The State of Washington has appealed a Ninth Circuit decision finding the state violated federal Indian treaties and requiring it to improve road culverts to allow for the passage of salmon. In United States v. Washington, 864 F.3d 1017 (2017), the Ninth Circuit held that Washington was required to remove and upgrade nearly 1000 barrier culverts at an estimated cost of $1.8 billion. Culverts were built in Washington following the rapid expansion of the federal highway program, and were built to federal standards with Army Corps of Engineer permits. Since the 1990s, Washington began upgrading the culverts from large metal pipes that allow water to pass under a roadway to culverts that simulate stream conditions, and spent $135 million to remove such barrier culverts. Despite the fact that the culverts were built to federal standards, in 2001 the federal government joined 21 Indian Tribes in suing the state, alleging that the culverts violated federal treaties signed in the 1850s because they block the passage of salmon.

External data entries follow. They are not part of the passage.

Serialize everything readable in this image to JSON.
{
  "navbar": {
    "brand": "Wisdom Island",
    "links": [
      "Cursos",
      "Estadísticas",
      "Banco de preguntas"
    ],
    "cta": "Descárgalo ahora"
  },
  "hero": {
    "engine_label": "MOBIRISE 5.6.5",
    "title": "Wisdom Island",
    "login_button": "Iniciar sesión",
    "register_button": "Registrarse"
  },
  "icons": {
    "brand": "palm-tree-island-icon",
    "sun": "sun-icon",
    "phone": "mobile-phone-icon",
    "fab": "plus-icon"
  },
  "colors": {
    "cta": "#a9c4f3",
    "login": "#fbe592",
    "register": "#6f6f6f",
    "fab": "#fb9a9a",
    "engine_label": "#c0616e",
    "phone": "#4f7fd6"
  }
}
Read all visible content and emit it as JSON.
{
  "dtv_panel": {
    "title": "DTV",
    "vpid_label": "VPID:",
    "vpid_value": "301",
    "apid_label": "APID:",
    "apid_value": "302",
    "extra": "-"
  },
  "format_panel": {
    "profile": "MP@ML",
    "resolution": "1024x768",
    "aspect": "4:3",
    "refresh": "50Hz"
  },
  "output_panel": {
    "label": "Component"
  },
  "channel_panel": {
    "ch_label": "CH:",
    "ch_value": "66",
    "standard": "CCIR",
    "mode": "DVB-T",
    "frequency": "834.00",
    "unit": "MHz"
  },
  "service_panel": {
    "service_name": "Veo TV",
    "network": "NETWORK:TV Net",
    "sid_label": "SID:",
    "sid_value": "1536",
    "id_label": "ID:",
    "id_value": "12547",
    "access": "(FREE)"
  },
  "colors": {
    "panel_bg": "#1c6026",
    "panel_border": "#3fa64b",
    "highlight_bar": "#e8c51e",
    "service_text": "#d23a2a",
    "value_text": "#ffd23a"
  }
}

The federal treaties provide for “[t]he right of taking fish, at all usual and accustomed grounds and stations…in common with all citizens.” The U.S. Supreme Court has held that this language guarantees the Tribes “a fair share of the available fish,” meaning fifty percent (50%) of each salmon run, revised downward “if tribal needs may be satisfied by a lesser amount.” Washington v. Washington State Commercial Passenger Fishing Vessel Ass’n, 443 U.S. 658, 685 (1979) (Fishing Vessel). In the instant case, the Ninth Circuit relied on Fishing Vessel for the proposition that the Supreme Court recognized the Tribes’ treaty right to have enough salmon to feed themselves and, therefore, were promised a “moderate living.” The Court “held that the State violated the Treaties when it acted affirmatively to block salmon-bearing streams by building roads with culverts that protected the State’s roads but killed the Tribes’ salmon” and, therefore, diminished the Tribes’ ability to maintain a moderate living from salmon.
In Washington’s Petition for Writ of Certiorari to the Supreme Court, it argues that the Ninth Circuit’s holding could have far reaching and unintended consequences. The state argues that the ruling expands the Tribes’ authority to demand culvert removal on non-tribal land and that Tribes with similar treaty rights could demand removal of other barriers to fish passage on non-tribal land that reduce salmon populations, like dams, or changes to agricultural or development practices. The Ninth Circuit’s decision increases the Tribes’ influence on state land use practices and policies that affect salmon populations. The Supreme Court may choose to hear the appeal in the fall of 2018.